Engineering consultants behind a proposed £10bn rail scheme connecting Gatwick and Heathrow airports has slammed the Department for Transport (DfT) for its “short-sightedness” after rejecting the plan without providing a chance to the firm to submit any evidence.

Expedition Engineering, based in central London, first pitched pitched the idea for “an M25 for high-speed trains” dubbed HS4Air in March, which aimed to connect the existing HS1 rail line to the planned HS2 rail line while providing fast and direct rail access from major cities north and west of London including Birmingham, Manchester and Cardiff.

Expedition director Alistair Lenczner, who has led the development of HS4Air, believed the proposed network would provide better value for investments currently being made in the UK. He has criticised the DfT for the “premature” decision, insisting that those in charge have “failed to even recognise potential benefits”.

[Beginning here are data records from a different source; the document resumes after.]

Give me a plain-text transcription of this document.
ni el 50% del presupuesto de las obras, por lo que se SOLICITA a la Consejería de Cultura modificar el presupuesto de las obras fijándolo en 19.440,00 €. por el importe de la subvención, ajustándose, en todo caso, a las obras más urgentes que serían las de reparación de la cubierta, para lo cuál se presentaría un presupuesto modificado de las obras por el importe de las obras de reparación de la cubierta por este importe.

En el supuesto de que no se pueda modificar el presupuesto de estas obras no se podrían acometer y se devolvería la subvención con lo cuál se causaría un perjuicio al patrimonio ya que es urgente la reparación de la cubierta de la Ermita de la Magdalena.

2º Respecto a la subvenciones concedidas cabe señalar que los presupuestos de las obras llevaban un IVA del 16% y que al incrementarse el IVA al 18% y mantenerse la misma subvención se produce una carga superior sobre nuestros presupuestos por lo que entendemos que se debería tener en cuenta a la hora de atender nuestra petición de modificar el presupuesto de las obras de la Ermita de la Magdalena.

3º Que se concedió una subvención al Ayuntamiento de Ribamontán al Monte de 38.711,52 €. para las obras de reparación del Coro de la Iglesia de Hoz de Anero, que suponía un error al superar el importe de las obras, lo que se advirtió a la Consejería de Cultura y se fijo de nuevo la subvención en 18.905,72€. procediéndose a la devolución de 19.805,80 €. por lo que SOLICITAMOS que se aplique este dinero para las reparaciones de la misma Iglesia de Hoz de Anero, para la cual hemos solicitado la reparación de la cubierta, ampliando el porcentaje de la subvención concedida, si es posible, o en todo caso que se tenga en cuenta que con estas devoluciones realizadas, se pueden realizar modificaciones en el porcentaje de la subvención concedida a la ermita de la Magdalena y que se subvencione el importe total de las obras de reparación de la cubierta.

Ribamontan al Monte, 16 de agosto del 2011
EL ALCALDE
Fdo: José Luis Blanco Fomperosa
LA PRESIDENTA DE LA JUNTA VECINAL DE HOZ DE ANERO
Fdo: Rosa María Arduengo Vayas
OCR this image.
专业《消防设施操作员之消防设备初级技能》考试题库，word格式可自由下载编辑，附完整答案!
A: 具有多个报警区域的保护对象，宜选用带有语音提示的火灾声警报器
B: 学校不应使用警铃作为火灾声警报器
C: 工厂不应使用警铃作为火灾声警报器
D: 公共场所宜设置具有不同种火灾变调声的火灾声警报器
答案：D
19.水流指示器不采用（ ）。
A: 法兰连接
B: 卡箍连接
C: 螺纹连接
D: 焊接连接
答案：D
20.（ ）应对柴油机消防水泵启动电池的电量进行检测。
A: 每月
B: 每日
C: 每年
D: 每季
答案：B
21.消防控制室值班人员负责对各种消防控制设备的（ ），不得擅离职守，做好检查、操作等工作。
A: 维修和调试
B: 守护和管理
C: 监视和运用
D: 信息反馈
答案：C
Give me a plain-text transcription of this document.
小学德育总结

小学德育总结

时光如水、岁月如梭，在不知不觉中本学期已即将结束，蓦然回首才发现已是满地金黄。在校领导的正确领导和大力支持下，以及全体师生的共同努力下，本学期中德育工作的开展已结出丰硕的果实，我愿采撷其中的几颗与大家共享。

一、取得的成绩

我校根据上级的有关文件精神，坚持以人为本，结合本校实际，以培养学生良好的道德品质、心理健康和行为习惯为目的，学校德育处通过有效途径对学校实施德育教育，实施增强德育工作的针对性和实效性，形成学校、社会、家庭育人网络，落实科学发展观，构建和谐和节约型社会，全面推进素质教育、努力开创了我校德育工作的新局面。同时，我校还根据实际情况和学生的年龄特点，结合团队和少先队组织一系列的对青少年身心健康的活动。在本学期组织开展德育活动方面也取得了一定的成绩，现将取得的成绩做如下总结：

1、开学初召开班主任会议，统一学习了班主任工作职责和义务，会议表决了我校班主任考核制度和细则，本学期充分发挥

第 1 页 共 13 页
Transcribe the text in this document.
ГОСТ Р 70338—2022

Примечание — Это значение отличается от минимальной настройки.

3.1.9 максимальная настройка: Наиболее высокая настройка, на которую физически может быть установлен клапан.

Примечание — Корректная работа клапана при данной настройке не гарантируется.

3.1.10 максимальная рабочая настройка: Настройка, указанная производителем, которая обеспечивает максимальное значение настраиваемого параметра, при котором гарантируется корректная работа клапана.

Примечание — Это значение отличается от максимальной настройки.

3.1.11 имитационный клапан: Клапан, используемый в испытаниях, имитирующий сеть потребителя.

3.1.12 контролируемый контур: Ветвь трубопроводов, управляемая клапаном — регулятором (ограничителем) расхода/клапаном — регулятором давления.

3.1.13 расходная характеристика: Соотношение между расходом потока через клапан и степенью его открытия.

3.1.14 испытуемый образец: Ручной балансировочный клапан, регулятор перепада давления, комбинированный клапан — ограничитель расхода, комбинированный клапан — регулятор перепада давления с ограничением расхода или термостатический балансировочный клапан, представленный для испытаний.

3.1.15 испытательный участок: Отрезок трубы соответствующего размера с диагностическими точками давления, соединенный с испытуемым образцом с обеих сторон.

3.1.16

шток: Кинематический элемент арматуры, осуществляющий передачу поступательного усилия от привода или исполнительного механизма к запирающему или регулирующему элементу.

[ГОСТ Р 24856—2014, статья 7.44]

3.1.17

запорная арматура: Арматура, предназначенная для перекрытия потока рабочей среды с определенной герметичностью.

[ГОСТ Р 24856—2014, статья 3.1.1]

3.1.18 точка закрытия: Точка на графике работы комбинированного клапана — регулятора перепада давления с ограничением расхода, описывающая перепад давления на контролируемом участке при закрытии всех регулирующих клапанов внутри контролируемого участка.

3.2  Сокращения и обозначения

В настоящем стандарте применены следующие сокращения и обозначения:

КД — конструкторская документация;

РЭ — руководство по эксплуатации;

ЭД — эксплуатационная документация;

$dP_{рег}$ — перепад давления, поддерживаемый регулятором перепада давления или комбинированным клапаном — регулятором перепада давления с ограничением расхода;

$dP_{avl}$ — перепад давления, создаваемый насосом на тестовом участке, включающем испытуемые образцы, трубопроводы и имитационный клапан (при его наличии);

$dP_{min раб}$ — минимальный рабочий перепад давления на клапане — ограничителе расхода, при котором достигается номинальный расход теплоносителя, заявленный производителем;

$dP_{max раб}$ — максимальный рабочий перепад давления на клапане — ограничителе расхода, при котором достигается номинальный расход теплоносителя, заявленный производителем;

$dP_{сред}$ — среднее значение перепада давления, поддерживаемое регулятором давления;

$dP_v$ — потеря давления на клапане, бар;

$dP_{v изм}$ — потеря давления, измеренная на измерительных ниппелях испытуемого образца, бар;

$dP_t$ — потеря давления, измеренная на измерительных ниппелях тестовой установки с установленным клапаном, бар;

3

Speaking to Infrastructure Intelligence, he said: “We are not happy about it and even less happy about the process and the reasoning given. The letter we have received talks about rejecting the proposal because it’s too complex and is likely to face opposition because the route goes through green belt land but on that basis then we would never build anything. We are seeking to find out what assessments they have carried out to reach the decision even though we have not even reached the point of submitting evidence.”

Lenczner claims the submitted proposal had not reached the determined stage which would be where the firm provided facts and figures on funding formulas and how to mitigate green belt problems.

The director has accused transport decision makers of “looking through the telescope from the wrong end” and sending a negative message to private sector investors who may be interested in developing ideas in the future.

His comments follow an announcement made earlier in the year by transport secretary Chris Grayling who revealed the government was seeking third party involvement for proposals for a new southern rail link to Heathrow.

“The government should be encouraging private sector involvement, rather than pouring cold water on proposals so early on,” Lenczner said. “This sends out such a negative message to those thinking of getting involved as the DfT has failed to even look at the benefits HS4Air could bring. For them to say it does not provide an opportunity is just not credible.”

Consultants when unveiling the plan said the 140km long network would run between its connections with HS1 at Ashford and its proposed connection with HS2 near Denham. Furthermore, approximately 20% of HS4Air would run in tunnels to avoid adversely impacting on environmentally sensitive areas such as the Surrey Hills.